# günstige Quelle für "Mein Futter" v. Sensas?



## kati48268 (28. Mai 2010)

Hi.

Ich bin ein Fan von der Kremkus-Futtermischung "mein Futter", vertrieben durch Sensas. Das riecht einfach richtig geil und ich fange damit auch gut. 
Allerdings ist der Apothekenpreis von 4€und für einen 900gr.-Beutel im Versandhandel so was von daneben #d, die spinnen, die Röm.. äh Sensasianer!
Ich möchte doch einfach nur Fische fangen, keine Hypothek aufs Haus aufnehmen.

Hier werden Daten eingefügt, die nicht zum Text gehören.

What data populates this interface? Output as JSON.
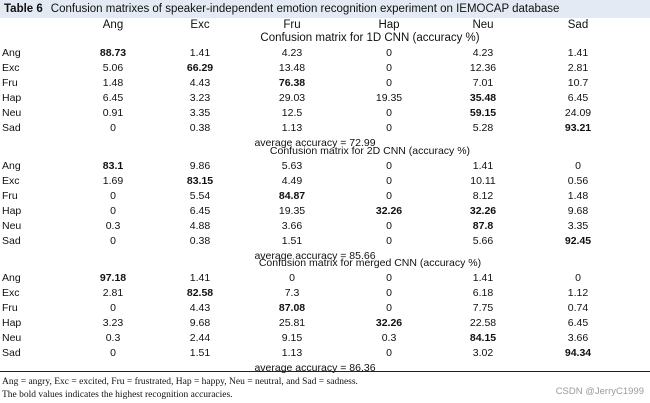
{
  "caption": {
    "label": "Table 6",
    "text": "Confusion matrixes of speaker-independent emotion recognition experiment on IEMOCAP database"
  },
  "columns": [
    "Ang",
    "Exc",
    "Fru",
    "Hap",
    "Neu",
    "Sad"
  ],
  "blocks": [
    {
      "title": "Confusion matrix for 1D CNN (accuracy %)",
      "rows": [
        {
          "label": "Ang",
          "values": [
            "88.73",
            "1.41",
            "4.23",
            "0",
            "4.23",
            "1.41"
          ],
          "bold": 0
        },
        {
          "label": "Exc",
          "values": [
            "5.06",
            "66.29",
            "13.48",
            "0",
            "12.36",
            "2.81"
          ],
          "bold": 1
        },
        {
          "label": "Fru",
          "values": [
            "1.48",
            "4.43",
            "76.38",
            "0",
            "7.01",
            "10.7"
          ],
          "bold": 2
        },
        {
          "label": "Hap",
          "values": [
            "6.45",
            "3.23",
            "29.03",
            "19.35",
            "35.48",
            "6.45"
          ],
          "bold": 4
        },
        {
          "label": "Neu",
          "values": [
            "0.91",
            "3.35",
            "12.5",
            "0",
            "59.15",
            "24.09"
          ],
          "bold": 4
        },
        {
          "label": "Sad",
          "values": [
            "0",
            "0.38",
            "1.13",
            "0",
            "5.28",
            "93.21"
          ],
          "bold": 5
        }
      ],
      "average": "average accuracy = 72.99"
    },
    {
      "title": "Confusion matrix for 2D CNN (accuracy %)",
      "rows": [
        {
          "label": "Ang",
          "values": [
            "83.1",
            "9.86",
            "5.63",
            "0",
            "1.41",
            "0"
          ],
          "bold": 0
        },
        {
          "label": "Exc",
          "values": [
            "1.69",
            "83.15",
            "4.49",
            "0",
            "10.11",
            "0.56"
          ],
          "bold": 1
        },
        {
          "label": "Fru",
          "values": [
            "0",
            "5.54",
            "84.87",
            "0",
            "8.12",
            "1.48"
          ],
          "bold": 2
        },
        {
          "label": "Hap",
          "values": [
            "0",
            "6.45",
            "19.35",
            "32.26",
            "32.26",
            "9.68"
          ],
          "bold": [
            3,
            4
          ]
        },
        {
          "label": "Neu",
          "values": [
            "0.3",
            "4.88",
            "3.66",
            "0",
            "87.8",
            "3.35"
          ],
          "bold": 4
        },
        {
          "label": "Sad",
          "values": [
            "0",
            "0.38",
            "1.51",
            "0",
            "5.66",
            "92.45"
          ],
          "bold": 5
        }
      ],
      "average": "average accuracy = 85.66"
    },
    {
      "title": "Confusion matrix for merged CNN (accuracy %)",
      "rows": [
        {
          "label": "Ang",
          "values": [
            "97.18",
            "1.41",
            "0",
            "0",
            "1.41",
            "0"
          ],
          "bold": 0
        },
        {
          "label": "Exc",
          "values": [
            "2.81",
            "82.58",
            "7.3",
            "0",
            "6.18",
            "1.12"
          ],
          "bold": 1
        },
        {
          "label": "Fru",
          "values": [
            "0",
            "4.43",
            "87.08",
            "0",
            "7.75",
            "0.74"
          ],
          "bold": 2
        },
        {
          "label": "Hap",
          "values": [
            "3.23",
            "9.68",
            "25.81",
            "32.26",
            "22.58",
            "6.45"
          ],
          "bold": 3
        },
        {
          "label": "Neu",
          "values": [
            "0.3",
            "2.44",
            "9.15",
            "0.3",
            "84.15",
            "3.66"
          ],
          "bold": 4
        },
        {
          "label": "Sad",
          "values": [
            "0",
            "1.51",
            "1.13",
            "0",
            "3.02",
            "94.34"
          ],
          "bold": 5
        }
      ],
      "average": "average accuracy = 86.36"
    }
  ],
  "footnotes": [
    "Ang = angry, Exc = excited, Fru = frustrated, Hap = happy, Neu = neutral, and Sad = sadness.",
    "The bold values indicates the highest recognition accuracies."
  ],
  "watermark": "CSDN @JerryC1999"
}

Kennt jemand eine günstige Bezugsquelle? 
Von mir aus auch Sackware.


----------



## Barsch-Guru (28. Mai 2010)

*AW: günstige Quelle für "Mein Futter" v. Sensas?*

Nimmst du an Wettkämpfen teil?


----------



## kati48268 (28. Mai 2010)

*AW: günstige Quelle für "Mein Futter" v. Sensas?*

Nee, finde nur, dass es ein wirklich gutes Grundfutter ist, für Karpfen, Brassen, Schleie... 
Wenn man so'n 25kg Sack gut verschließt oder in eine geeignete Tonne umpackt, bleibt das auch mind. ein Jahr ok. Ist halt einfach nur unverschämt schweineteuer, für 4,80T€uronen nicht mal 1kg, geht gar nicht! :v


----------



## Patzi87 (28. Mai 2010)

*AW: günstige Quelle für "Mein Futter" v. Sensas?*

ich fühle mit, mein futter kostet auch das kilo 4,55 euronen
schwarzer sachse super futter#6 allerding halt apothekenpreise|gr:


----------



## Professor Tinca (28. Mai 2010)

*AW: günstige Quelle für "Mein Futter" v. Sensas?*

@ Kati

Schreib doch den Laden mal an, evtl. haben die mehr davon(für 3,50 recht günstig):

http://cgi.ebay.de/Sensas-1kg-W.R.-...vr_id=&cguid=de92b0221280a0aad4465126ff7b0b92


#h#h#h


----------



## Barsch-Guru (28. Mai 2010)

*AW: günstige Quelle für "Mein Futter" v. Sensas?*

In 3...2...1... kriegst du es für 3,50 €, allerdings 14,90 € für´n Versand, lohnt sich also erst bei richtigen Mengen.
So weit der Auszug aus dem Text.